La vida de María Verónica se extinguió a los seis años por causa de un accidente automovilístico cuando iba camino a la escuela.


jueves, 5 de abril de 2012

FUNCIONARIOS PÚBLICOS

Por Hernán Barrios






VERDADES Y MENTIRAS DETRÁS DEL MITO


Antes de entrar en la administración pública y seguramente arrastrado por la creencia popular, pensaba, como casi todo el mundo, que la mayor parte de los funcionarios Estatales pasaba su larga existencia laboral, tratando a toda costa de hacer lo menos posible. Luego, una vez que estuve dentro, lo confirmé. 


Y ya que estoy en plan de “cortar grueso” voy a ir un poco más allá y a disparar, sin miedo a equivocarme, la siguiente sentencia: “si en todas las dependencias del Estado se da la misma relación trabajo efectivo/hombre que en la mía, el aparato público podría funcionar perfectamente, mejorando esa relación, con la mitad de su plantilla actual de trabajadores”.

¿Pero por qué sucede esto? ¿Cuáles son las causas de que la mayoría de los empleados públicos caigan en esta suerte de actitud parasitaria, de la cual no parecen emerger grandes beneficiarios, sino más bien todo lo contrario? ¿En qué parte del proceso está el detonante, –si es que lo hay- de que alguien que desde fuera despotrica a más no poder contra la ineficiencia de los empleados públicos, luego, estando dentro, se convierta de la noche a la mañana exactamente en eso que criticaba?

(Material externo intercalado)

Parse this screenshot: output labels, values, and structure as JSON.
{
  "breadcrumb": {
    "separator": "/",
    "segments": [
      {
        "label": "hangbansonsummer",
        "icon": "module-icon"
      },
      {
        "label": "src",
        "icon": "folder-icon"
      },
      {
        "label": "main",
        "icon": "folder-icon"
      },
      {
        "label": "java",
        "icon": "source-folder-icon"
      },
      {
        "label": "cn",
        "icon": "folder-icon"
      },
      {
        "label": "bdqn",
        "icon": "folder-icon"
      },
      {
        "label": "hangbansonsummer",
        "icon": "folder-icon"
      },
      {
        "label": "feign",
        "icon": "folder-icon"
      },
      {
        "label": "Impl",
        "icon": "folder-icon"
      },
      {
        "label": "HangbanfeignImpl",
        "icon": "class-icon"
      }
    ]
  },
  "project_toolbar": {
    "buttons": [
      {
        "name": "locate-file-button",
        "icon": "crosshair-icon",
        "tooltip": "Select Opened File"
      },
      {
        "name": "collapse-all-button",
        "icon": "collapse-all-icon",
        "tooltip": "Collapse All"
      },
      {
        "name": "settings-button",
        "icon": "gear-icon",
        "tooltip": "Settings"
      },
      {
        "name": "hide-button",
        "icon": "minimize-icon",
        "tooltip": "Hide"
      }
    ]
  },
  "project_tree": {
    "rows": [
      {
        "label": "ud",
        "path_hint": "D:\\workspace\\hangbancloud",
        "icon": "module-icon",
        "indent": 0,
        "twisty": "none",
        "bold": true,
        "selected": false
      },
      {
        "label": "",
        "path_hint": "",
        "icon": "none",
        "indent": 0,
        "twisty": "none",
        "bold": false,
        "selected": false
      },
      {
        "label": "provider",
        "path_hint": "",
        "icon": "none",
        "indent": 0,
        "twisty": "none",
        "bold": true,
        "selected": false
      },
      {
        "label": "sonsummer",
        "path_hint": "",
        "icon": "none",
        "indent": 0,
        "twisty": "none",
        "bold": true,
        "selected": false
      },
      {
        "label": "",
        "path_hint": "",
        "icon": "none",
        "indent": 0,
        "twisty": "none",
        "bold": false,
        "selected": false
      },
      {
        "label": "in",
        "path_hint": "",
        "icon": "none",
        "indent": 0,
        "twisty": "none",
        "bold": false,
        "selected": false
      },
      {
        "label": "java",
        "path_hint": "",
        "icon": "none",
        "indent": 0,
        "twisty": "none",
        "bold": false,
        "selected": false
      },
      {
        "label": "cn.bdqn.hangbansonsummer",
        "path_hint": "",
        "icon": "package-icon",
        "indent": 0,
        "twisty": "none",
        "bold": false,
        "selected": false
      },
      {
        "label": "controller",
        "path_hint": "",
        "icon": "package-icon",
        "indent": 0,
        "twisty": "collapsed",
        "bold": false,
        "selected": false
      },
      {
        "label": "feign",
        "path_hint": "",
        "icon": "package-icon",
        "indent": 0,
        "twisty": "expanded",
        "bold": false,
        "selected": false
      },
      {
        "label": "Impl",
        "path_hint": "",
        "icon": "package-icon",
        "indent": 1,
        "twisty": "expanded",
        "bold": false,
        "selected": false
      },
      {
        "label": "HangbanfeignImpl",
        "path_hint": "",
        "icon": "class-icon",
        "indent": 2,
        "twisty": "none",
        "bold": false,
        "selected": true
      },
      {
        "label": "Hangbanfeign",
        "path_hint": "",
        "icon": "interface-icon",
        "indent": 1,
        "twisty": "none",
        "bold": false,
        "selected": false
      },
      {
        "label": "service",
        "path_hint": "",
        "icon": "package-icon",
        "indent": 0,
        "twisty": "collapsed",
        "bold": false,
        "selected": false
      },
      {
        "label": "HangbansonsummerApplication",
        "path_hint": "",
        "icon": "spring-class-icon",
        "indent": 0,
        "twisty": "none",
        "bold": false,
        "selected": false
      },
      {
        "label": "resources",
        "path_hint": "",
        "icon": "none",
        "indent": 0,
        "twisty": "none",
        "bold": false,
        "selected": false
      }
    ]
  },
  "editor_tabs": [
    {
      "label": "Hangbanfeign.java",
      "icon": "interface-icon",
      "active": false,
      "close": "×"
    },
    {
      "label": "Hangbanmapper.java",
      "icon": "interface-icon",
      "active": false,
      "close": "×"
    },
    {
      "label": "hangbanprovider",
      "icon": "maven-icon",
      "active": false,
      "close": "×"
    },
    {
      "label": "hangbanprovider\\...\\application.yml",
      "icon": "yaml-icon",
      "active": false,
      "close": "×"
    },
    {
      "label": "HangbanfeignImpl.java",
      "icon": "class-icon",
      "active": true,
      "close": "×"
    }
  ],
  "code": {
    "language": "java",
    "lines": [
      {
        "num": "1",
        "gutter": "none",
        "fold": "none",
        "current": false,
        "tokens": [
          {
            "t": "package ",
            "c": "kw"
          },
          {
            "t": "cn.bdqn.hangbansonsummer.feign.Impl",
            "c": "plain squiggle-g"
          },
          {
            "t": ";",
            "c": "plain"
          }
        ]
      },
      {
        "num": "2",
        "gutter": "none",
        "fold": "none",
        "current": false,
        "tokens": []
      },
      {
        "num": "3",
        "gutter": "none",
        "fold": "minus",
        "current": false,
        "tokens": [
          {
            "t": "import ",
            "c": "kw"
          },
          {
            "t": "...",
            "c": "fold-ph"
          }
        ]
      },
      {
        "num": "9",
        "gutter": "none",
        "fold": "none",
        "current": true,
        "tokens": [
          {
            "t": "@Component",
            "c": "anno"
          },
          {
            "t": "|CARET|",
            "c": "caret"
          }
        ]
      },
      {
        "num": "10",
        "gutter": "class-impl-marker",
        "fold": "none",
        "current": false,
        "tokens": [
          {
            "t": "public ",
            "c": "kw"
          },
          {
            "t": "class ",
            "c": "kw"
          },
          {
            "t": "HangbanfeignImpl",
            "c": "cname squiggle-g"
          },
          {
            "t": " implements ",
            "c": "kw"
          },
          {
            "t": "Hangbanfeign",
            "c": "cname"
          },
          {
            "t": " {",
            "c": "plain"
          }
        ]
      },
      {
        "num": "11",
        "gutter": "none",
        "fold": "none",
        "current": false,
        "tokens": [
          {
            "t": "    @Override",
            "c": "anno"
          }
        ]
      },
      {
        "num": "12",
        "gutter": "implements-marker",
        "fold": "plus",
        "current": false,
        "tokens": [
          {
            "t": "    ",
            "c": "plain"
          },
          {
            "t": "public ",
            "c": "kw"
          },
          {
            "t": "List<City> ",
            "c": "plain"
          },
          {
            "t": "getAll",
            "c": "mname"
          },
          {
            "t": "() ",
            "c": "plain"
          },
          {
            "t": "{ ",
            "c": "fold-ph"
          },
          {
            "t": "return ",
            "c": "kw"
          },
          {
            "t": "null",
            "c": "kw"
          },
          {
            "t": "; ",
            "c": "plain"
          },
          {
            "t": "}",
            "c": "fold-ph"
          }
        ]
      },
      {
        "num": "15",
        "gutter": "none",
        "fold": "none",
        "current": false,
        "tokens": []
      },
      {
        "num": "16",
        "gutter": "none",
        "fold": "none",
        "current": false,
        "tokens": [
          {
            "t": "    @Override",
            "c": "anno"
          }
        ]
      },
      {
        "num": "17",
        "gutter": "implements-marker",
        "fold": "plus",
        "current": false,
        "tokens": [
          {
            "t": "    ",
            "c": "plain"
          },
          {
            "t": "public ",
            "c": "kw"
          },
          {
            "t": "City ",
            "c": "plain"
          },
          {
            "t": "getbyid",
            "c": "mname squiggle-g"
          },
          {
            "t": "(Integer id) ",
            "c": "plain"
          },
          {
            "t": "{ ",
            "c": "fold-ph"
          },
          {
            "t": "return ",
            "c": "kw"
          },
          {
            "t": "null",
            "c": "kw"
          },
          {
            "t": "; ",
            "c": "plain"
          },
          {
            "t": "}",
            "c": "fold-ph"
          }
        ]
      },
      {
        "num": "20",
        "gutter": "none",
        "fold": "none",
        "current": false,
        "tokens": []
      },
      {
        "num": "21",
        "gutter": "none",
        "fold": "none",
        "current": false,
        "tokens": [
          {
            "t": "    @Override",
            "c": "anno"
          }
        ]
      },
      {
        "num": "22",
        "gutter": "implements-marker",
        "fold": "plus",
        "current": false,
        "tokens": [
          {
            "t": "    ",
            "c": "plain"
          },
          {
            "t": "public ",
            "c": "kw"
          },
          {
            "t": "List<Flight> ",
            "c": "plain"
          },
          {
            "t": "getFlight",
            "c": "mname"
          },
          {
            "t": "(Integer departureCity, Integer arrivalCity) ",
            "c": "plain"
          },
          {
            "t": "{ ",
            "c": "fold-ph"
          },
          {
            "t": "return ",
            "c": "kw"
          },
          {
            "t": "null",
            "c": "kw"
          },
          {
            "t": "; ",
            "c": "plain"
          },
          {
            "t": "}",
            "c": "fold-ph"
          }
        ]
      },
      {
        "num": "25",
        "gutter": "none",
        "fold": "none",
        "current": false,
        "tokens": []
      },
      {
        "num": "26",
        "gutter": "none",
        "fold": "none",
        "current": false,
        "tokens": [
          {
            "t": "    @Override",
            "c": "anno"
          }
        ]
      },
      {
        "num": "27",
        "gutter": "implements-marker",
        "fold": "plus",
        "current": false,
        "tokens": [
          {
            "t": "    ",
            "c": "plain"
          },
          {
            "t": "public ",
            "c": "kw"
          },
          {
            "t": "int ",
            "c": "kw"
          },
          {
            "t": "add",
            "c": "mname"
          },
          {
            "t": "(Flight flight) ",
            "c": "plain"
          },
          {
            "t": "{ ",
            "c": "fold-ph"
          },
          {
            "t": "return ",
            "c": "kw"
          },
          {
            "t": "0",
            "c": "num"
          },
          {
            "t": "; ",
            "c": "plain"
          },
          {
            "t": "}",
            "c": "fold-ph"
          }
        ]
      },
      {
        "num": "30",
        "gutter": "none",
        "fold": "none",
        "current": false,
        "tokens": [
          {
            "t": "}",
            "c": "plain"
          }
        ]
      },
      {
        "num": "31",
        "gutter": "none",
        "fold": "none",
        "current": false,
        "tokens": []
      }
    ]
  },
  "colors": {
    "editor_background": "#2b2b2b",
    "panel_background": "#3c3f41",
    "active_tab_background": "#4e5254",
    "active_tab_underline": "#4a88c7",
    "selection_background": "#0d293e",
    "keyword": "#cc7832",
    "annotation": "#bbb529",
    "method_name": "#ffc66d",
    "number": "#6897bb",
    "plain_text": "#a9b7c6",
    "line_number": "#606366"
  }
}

Hace algunos años, cuando comencé a estudiar publicidad y tenía un empleo privado, un profesor contó que de joven había trabajado un par de años en un Organismo Público (no recuerdo en cual), pero que un buen día decidió renunciar porque no soportaba más, el ver que la mayoría de sus compañeros no quería nada con el trabajo, y que como consecuencia de esto las tareas de los pocos que sí trabajaban, se veían sustancialmente incrementadas. Eso, además de que éstos últimos eran maltratados por los primeros, por dejarlos en evidencia. Recuerdo que en ese momento me pareció una exageración de su parte, el hecho de que este señor hubiera renunciado a un empleo seguro, por semejante simpleza. Tuvieron que pasar unos cuántos años y algunas experiencias laborales, para llegar al punto de poder entender lo que aquel profesor intentó transmitirnos.


EL SER HUMANO

A mi ver, este tema de la función pública tiene varias puntas, pero creo que en el fondo de la cuestión hay un núcleo común que es inherente al ser humano, potenciado además por un antiquísimo arraigo cultural, que no va a poder ser cambiado en el corto plazo, por más esfuerzo administrativo que se haga. Este núcleo es el hecho de que las personas –en líneas generales-, tenemos tendencia a sacar ventaja, empujar límites y evitar reglas. Se ve claramente en los niños pequeños, cuando tratan a toda costa de empujar más y más, los límites que sus padres les marcan. Las Instituciones nos van enseñando metódicamente a lo largo de nuestro desarrollo, a acatar reglas, a fin ser miembros activos y útiles de la sociedad, pero claro está que no lo consiguen del todo. Siempre queda dentro de nosotros, reprimida y a la espera de la menor oportunidad, esa chispa que nos hará en determinadas situaciones, intentar sacar alguna ventaja personal. Esa chispa encuentra dentro de las Instituciones del Estado, por motivos que inmediatamente analizaremos, campo fértil para chisporrotear a su antojo, y muchas veces, hasta para armar una gran fogata.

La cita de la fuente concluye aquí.